Usual dose range: 5 to 20 mg orally once a day with or without food. Doses should be individualized according to the recommended goal of therapy. Adjustments should be made at intervals of 4 weeks or more.

Maximum dose: 20 mg orally once a day

Renal Dose Adjustments

CrCl less than 30 mL/min (not on hemodialysis): Initial dose: 5 mg once a day
Maintenance dose: 5 mg to 10 mg once a day

Liver Dose Adjustments

Rosuvastatin is contraindicated in patients with active liver disease or unexplained persistent elevations of serum transaminases.

Dose Adjustments

Patients requiring less aggressive LDL-C reductions or those who have predisposing risk factors for myopathy should be initiated at a dose of 5 mg orally once a day. This includes patients taking cyclosporine, Asian patients, patients with severe renal insufficiency, those with inadequately treated hypothyroidism, and patients of advanced age.

The risk of skeletal muscle effects may be enhanced when rosuvastatin is used in combination with niacin or fenofibrate; a reduction in rosuvastatin dosage should be considered in this setting.

Combination therapy with gemfibrozil should be avoided because of an increase in rosuvastatin exposure with concomitant use; if rosuvastatin is used in combination with gemfibrozil, the dose of rosuvastatin should be limited to 10 mg once daily.

The 40 mg dose of rosuvastatin is reserved only for those patients who have not achieved their LDL-C goal utilizing the 20 mg dose of rosuvastatin once daily.

Precautions

Safety and effectiveness have not been established in pediatric patients less than 10 years of age.

Dialysis

Hemodialysis does not significantly enhance clearance of rosuvastatin.

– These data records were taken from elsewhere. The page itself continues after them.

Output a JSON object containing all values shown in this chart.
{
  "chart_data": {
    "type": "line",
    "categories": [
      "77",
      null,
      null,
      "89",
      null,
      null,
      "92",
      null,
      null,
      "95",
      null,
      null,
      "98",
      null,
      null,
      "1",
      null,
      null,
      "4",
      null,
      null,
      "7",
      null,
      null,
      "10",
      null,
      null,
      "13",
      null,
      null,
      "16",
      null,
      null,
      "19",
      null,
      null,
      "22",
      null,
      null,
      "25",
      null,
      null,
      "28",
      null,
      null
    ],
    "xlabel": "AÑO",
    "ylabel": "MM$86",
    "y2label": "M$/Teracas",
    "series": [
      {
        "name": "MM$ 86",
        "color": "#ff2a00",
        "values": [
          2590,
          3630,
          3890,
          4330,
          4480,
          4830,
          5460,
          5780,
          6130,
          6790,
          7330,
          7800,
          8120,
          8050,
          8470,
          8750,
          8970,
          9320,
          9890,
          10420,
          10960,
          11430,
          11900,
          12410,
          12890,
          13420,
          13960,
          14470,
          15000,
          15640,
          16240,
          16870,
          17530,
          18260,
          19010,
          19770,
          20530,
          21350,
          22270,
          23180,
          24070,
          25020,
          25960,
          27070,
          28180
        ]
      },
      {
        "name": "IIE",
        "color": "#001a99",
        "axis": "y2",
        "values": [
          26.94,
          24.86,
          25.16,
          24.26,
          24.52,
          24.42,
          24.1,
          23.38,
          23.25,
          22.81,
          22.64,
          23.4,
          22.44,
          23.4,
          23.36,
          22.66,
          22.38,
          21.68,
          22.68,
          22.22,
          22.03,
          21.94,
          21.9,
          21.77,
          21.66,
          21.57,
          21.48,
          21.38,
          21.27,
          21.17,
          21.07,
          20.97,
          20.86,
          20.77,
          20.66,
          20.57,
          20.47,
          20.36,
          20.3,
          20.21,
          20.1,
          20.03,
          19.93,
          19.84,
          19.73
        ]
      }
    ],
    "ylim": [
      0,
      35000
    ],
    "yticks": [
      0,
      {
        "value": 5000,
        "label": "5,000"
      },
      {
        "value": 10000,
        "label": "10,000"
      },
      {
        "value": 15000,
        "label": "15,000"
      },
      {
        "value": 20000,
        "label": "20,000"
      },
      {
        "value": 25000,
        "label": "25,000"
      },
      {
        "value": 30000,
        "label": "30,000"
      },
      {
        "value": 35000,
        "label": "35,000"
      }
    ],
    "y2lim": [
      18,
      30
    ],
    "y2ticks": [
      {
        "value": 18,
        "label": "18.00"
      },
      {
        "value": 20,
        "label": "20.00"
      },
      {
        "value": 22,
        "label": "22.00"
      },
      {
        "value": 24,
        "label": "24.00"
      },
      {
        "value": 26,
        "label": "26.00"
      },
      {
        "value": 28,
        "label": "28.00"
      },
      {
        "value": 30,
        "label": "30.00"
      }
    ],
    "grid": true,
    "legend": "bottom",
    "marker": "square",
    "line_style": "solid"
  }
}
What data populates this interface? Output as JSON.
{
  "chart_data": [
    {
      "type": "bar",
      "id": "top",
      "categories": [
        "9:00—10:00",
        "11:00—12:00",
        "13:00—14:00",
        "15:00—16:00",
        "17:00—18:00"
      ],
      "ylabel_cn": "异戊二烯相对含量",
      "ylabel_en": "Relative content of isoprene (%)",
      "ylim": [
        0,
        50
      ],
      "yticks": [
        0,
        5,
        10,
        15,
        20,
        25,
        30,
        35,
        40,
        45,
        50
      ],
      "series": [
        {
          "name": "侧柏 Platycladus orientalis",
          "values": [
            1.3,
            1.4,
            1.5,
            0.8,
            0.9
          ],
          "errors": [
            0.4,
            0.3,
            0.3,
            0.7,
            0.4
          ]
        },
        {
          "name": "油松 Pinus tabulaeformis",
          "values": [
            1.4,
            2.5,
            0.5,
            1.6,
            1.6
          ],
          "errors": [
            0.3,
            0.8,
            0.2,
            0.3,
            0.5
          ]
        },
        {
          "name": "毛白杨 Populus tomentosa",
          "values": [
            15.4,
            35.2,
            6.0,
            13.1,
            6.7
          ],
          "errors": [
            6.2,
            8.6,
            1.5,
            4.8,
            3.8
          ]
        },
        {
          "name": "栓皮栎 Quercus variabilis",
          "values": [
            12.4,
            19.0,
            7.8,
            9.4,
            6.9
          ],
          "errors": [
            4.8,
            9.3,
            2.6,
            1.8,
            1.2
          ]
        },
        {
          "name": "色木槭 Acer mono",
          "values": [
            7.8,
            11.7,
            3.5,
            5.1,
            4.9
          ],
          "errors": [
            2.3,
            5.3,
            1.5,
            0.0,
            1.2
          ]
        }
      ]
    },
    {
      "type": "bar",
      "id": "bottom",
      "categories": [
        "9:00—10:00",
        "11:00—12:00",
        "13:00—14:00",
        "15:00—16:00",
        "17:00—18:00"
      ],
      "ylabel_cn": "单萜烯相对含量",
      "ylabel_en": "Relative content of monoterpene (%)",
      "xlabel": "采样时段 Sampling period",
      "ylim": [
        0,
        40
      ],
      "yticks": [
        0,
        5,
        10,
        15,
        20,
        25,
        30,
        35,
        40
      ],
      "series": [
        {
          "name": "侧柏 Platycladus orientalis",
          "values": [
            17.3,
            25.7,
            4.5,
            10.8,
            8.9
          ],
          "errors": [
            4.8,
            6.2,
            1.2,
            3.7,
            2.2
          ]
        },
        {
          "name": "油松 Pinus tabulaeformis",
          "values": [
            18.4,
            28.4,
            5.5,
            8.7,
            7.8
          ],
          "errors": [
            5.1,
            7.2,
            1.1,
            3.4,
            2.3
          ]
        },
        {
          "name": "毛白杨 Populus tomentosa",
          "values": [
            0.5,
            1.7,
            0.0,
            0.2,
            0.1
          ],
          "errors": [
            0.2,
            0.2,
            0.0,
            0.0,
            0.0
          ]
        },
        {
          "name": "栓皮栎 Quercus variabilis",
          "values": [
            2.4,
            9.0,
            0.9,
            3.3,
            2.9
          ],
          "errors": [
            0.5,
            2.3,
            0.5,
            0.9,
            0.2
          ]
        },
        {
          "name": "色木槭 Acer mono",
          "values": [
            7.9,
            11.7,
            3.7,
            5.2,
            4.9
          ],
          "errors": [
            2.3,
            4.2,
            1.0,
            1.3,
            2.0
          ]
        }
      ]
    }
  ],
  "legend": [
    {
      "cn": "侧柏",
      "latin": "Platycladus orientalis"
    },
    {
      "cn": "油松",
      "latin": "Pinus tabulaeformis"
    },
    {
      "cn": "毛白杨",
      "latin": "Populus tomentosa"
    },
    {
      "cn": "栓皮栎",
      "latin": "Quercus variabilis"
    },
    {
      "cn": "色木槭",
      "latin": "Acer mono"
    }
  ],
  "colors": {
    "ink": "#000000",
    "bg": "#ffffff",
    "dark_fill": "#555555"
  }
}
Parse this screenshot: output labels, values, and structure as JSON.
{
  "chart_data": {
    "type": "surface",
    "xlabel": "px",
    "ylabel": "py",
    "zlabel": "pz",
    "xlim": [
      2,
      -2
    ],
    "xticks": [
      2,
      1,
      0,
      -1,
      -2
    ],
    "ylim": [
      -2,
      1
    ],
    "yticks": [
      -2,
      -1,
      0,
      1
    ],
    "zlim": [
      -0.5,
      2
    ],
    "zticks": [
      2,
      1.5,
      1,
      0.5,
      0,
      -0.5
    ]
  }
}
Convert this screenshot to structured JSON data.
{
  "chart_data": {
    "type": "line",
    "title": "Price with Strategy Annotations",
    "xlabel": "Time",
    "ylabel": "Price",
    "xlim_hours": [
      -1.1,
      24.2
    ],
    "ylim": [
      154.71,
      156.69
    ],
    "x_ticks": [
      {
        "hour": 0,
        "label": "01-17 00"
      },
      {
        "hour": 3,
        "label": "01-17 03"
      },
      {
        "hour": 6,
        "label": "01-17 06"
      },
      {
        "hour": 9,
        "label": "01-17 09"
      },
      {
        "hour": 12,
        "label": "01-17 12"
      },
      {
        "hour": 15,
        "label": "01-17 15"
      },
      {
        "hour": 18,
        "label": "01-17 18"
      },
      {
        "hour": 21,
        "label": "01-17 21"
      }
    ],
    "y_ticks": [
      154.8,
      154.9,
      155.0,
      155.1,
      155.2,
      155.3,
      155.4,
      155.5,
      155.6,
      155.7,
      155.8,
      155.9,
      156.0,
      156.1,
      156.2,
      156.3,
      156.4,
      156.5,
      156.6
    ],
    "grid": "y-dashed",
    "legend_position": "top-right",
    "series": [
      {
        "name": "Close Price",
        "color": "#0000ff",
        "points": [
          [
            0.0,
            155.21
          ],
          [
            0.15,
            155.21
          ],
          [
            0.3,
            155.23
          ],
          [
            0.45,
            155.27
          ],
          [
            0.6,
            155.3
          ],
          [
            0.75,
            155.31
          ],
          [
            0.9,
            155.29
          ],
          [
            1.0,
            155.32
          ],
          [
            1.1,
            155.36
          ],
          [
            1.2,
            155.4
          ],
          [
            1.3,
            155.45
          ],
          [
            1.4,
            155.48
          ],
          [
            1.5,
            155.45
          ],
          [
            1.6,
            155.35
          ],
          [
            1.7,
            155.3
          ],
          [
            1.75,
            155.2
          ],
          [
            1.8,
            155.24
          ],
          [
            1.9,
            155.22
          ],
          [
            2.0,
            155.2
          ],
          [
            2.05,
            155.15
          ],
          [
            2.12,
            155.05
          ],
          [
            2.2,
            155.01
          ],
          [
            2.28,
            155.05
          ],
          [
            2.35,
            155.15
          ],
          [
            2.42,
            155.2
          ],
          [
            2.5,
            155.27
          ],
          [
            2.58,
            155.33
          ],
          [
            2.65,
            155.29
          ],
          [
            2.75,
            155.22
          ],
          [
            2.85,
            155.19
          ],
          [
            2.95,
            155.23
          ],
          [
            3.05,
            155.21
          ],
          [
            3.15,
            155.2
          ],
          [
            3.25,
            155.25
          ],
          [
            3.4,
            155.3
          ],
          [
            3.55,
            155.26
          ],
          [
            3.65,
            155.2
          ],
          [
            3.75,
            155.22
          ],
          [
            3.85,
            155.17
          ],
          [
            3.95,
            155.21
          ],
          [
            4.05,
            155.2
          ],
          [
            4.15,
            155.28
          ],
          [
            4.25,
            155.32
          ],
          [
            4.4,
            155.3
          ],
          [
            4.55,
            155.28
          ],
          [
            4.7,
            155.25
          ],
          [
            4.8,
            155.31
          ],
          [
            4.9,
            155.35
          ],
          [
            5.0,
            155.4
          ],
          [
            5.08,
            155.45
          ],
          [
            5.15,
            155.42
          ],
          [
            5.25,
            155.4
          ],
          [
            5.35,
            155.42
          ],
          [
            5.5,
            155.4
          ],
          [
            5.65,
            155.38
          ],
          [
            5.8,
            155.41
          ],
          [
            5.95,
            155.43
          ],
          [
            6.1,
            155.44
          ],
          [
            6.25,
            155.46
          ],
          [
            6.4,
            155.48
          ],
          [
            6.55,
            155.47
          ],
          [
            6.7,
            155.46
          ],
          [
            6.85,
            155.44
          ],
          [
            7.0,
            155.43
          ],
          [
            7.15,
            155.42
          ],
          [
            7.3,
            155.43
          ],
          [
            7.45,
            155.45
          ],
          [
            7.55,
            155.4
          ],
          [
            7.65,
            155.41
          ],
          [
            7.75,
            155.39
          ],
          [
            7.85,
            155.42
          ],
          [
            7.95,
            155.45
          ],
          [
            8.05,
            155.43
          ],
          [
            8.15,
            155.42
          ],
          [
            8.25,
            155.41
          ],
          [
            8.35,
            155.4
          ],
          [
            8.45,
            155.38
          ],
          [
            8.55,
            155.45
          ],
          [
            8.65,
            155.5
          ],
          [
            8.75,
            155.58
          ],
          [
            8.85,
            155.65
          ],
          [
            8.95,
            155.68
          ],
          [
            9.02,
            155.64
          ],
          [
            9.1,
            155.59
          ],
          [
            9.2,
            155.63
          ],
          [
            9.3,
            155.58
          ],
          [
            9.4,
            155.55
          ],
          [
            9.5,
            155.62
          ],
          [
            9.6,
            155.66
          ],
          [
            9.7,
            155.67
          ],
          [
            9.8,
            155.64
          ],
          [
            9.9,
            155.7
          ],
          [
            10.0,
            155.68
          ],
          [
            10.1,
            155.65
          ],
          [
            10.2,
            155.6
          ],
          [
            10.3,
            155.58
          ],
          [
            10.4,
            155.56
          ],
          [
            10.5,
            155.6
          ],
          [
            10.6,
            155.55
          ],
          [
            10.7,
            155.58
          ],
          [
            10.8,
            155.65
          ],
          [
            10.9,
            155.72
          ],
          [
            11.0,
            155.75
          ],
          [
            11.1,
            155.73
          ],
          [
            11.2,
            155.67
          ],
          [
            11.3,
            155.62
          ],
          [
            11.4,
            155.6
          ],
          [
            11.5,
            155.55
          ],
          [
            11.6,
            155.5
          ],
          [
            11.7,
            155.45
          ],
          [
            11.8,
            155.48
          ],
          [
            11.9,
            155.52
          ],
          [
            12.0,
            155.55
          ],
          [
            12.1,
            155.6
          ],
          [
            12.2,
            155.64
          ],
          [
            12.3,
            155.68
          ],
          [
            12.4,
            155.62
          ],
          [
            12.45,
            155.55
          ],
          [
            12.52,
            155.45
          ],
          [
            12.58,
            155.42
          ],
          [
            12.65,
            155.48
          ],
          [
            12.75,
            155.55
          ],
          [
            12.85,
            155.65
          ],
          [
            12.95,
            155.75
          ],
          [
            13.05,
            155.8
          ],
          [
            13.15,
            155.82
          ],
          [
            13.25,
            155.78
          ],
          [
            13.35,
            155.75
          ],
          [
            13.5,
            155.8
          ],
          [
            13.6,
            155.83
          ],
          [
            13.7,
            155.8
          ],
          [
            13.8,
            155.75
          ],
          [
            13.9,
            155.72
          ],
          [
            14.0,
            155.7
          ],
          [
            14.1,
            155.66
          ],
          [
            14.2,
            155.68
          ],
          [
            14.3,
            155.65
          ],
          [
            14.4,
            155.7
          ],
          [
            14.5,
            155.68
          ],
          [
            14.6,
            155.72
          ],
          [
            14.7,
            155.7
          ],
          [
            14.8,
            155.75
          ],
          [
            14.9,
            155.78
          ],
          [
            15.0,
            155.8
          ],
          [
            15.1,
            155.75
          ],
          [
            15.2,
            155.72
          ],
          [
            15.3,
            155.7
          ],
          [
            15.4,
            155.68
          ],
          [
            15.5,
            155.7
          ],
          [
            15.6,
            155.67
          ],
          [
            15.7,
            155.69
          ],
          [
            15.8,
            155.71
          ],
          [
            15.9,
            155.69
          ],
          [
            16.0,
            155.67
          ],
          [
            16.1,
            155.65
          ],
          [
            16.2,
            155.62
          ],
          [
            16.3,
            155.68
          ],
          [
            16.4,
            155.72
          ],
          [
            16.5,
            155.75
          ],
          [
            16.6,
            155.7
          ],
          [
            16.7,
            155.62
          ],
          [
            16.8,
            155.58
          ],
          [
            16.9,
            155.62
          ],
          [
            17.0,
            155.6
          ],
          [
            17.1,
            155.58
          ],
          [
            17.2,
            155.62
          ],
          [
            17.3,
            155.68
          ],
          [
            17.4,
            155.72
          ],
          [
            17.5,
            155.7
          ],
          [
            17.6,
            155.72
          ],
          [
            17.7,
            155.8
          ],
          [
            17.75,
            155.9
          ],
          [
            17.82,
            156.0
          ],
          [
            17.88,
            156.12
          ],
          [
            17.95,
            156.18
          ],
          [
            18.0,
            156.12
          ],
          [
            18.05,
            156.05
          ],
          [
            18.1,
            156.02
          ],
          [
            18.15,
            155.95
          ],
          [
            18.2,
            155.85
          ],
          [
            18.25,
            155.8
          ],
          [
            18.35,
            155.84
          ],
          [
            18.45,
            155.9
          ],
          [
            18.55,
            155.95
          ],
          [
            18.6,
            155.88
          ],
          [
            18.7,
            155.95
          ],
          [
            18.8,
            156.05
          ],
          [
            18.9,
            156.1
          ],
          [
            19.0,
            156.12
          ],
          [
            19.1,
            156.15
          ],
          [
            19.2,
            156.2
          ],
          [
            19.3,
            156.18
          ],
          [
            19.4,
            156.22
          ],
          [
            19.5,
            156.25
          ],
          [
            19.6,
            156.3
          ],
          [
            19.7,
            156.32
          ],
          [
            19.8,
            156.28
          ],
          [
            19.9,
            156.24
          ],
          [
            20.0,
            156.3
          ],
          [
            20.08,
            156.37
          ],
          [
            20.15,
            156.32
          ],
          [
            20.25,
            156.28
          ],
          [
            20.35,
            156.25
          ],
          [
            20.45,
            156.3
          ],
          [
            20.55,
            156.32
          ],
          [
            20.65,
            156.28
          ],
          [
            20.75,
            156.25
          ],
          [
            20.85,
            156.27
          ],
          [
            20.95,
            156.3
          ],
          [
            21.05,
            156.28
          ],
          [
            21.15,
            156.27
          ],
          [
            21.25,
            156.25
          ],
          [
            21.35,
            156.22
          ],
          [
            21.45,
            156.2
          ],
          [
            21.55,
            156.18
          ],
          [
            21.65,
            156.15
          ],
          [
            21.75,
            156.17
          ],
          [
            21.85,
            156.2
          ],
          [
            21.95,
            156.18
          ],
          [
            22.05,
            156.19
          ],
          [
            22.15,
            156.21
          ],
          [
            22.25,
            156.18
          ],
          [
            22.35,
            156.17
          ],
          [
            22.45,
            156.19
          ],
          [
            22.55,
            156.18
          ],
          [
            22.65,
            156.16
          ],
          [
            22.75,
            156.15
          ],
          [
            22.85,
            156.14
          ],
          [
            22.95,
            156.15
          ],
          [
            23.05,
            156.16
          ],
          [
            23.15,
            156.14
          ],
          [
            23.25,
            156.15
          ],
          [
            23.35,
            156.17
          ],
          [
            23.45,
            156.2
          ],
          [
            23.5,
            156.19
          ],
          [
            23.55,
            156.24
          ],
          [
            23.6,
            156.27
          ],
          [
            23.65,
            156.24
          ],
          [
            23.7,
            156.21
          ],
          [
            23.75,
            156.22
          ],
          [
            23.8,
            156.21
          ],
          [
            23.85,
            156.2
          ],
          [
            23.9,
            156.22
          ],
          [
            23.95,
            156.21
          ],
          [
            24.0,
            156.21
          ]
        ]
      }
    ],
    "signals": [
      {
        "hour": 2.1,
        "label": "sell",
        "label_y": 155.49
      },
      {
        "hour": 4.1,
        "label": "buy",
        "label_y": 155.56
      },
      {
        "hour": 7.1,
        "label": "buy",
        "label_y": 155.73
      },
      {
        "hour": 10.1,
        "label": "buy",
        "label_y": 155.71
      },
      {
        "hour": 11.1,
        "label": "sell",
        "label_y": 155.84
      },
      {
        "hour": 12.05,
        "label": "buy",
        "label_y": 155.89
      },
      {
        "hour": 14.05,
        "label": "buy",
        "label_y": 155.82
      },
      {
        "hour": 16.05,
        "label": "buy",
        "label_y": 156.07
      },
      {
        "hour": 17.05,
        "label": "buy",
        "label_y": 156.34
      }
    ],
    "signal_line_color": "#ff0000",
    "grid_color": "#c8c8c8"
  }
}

Steady-state plasma concentrations of rosuvastatin in patients on chronic hemodialysis were approximately 50% greater compared with healthy volunteer subjects with normal renal function.

Other Comments

Rosuvastatin may be taken with or without meals and at any time of day.

Liver enzymes should be checked before and at 12 weeks following both the initiation of therapy and any elevation of dose, and periodically (e.g., semiannually) thereafter.

It has been suggested that prior to initiating statin therapy, all patients should have a baseline serum creatine kinase (CK) enzyme level measured and if at any time after initiating therapy a patient complains of muscle soreness, tenderness, or pain another CK level should be drawn for comparison. If elevated, the drug should be discontinued.

The results of one study indicate that withdrawal of HMG-CoA reductase inhibitors (statins; atorvastatin, fluvastatin, pravastatin, simvastatin) during the perioperative period in patients with acute coronary syndromes is associated with an increased risk for perioperative adverse cardiac events (i.e., increase postoperative troponin release and the combination of myocardial infarction and cardiovascular death). Patients receiving statins with extended-release formulations (i.e., fluvastatin) appeared to be associated with more favorable outcomes. Other studies appear to confirm these findings.